IRM leverages signals such as:

  • Unusual access or sharing activity
  • Repeated DLP violations
  • Use of unsanctioned AI apps
  • Departing employees exporting data

Custom policies can be configured for AI-specific concerns, such as:

  • Users copying source code and uploading to web AI tools
  • Employees using AI tools to rewrite sensitive documents
  • Excessive document access combined with file uploads

Example: A departing developer accesses hundreds of files over two days and uploads several to an unsanctioned AI writing assistant. IRM flags this for review, helping to mitigate IP theft.


Step 6: Educate and Empower Users

Technology alone isn’t enough. Microsoft Purview also provides tools to educate users in the moment through policy tips, emails, and justifications.

Best practices include:

  • Explain why AI-related DLP policies exist
  • Provide sanctioned alternatives (e.g. Microsoft Copilot or in-house AI solutions)
  • Train users on appropriate use of generative AI
  • Review usage trends to adjust policies without being overly restrictive

Education paired with policy creates a culture of shared responsibility around data protection.
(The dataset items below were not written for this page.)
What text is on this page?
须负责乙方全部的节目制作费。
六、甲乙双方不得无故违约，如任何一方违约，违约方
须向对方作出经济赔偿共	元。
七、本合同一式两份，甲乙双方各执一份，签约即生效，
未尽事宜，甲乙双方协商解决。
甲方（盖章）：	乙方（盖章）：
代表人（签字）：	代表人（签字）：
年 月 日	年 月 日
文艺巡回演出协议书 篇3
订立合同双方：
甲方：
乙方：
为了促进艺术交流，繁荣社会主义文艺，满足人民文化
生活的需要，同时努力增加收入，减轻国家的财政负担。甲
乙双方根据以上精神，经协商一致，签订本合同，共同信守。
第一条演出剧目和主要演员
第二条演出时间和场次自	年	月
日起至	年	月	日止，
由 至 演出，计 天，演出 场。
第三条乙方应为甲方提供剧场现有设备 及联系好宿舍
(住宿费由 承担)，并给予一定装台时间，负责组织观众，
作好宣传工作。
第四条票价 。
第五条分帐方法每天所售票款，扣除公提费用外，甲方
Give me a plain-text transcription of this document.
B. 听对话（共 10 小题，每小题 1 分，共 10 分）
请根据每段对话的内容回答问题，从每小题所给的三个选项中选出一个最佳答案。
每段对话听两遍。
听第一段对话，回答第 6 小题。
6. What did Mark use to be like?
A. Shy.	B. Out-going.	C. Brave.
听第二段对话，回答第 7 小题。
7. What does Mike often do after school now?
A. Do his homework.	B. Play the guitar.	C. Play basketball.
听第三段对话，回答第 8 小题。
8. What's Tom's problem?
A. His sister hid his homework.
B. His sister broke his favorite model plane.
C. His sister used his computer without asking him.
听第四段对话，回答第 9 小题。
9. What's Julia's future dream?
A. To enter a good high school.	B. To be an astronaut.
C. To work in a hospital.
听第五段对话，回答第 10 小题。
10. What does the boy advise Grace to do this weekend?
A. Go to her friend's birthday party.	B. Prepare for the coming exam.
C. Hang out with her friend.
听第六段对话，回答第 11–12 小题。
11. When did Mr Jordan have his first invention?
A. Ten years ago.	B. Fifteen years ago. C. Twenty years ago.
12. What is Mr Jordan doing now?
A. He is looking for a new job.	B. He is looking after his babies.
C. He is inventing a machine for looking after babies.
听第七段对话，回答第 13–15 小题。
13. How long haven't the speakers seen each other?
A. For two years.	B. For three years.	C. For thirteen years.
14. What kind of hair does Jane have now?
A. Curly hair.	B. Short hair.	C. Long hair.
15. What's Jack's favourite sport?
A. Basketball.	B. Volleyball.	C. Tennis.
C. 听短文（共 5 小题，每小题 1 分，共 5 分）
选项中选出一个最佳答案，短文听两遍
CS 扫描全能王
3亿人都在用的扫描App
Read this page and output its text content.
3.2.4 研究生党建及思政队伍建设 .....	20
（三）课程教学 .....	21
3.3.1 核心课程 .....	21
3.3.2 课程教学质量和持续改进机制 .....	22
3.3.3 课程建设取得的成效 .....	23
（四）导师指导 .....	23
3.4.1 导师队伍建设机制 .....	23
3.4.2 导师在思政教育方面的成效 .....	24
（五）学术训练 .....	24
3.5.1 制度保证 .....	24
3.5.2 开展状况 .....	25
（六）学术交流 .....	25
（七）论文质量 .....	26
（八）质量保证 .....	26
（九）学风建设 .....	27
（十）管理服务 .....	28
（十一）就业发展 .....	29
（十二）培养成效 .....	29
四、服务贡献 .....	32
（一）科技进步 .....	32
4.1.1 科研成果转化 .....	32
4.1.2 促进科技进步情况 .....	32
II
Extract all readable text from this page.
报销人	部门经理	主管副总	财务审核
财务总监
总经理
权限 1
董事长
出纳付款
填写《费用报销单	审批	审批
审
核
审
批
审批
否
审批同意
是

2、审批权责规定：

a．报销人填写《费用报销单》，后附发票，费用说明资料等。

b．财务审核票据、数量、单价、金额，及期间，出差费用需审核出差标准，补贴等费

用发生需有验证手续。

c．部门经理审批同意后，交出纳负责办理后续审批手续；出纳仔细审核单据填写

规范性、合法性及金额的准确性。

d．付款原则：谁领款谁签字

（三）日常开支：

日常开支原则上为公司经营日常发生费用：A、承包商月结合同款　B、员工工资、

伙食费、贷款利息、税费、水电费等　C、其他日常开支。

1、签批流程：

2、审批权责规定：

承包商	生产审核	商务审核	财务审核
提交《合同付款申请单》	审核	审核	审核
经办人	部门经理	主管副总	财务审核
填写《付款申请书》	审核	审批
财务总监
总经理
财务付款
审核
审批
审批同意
Key Benefits of Using Microsoft Purview for AI Oversight

BenefitDescription
VisibilityDiscover which AI tools are in use and how data is flowing across platforms
PreventionBlock sensitive data from being uploaded to unmanaged AI platforms
ComplianceSupport data protection regulations such as UK GDPR, ISO 27001, HIPAA
Risk ReductionDetect insider threats, IP leakage, or shadow AI usage early
AutomationApply labels, enforce policies, and escalate incidents without manual intervention
FlexibilityTailor DLP and governance to your organisation’s unique risk profile and business needs

Challenges and Considerations

While Microsoft Purview and DLP provide a strong governance foundation, organisations should be aware of some limitations and challenges:

  • False positives: DLP policies can be overly aggressive if not finely tuned, interrupting legitimate workflows.
  • User pushback: Blocking access to popular AI tools without alternatives can cause friction.
  • Policy tuning overhead: Continuous adjustment is needed as tools and data evolve.
  • Shadow AI: Employees may find new tools faster than policies can adapt.
  • Privacy vs. Surveillance: Balance needs to be struck between monitoring and respecting employee privacy.

Conclusion

AI agents are becoming embedded in modern digital workflows, bringing both value and risk. Without oversight, they can become unmonitored vectors for data loss or compliance breaches.

By leveraging Microsoft Purview’s classification, labelling, auditing, and Data Loss Prevention policies, organisations can create a robust framework for identifying, monitoring, and managing how AI tools are used without stifling innovation.

The journey starts with visibility and ends with informed, automated governance that empowers employees to work responsibly with cutting-edge tools.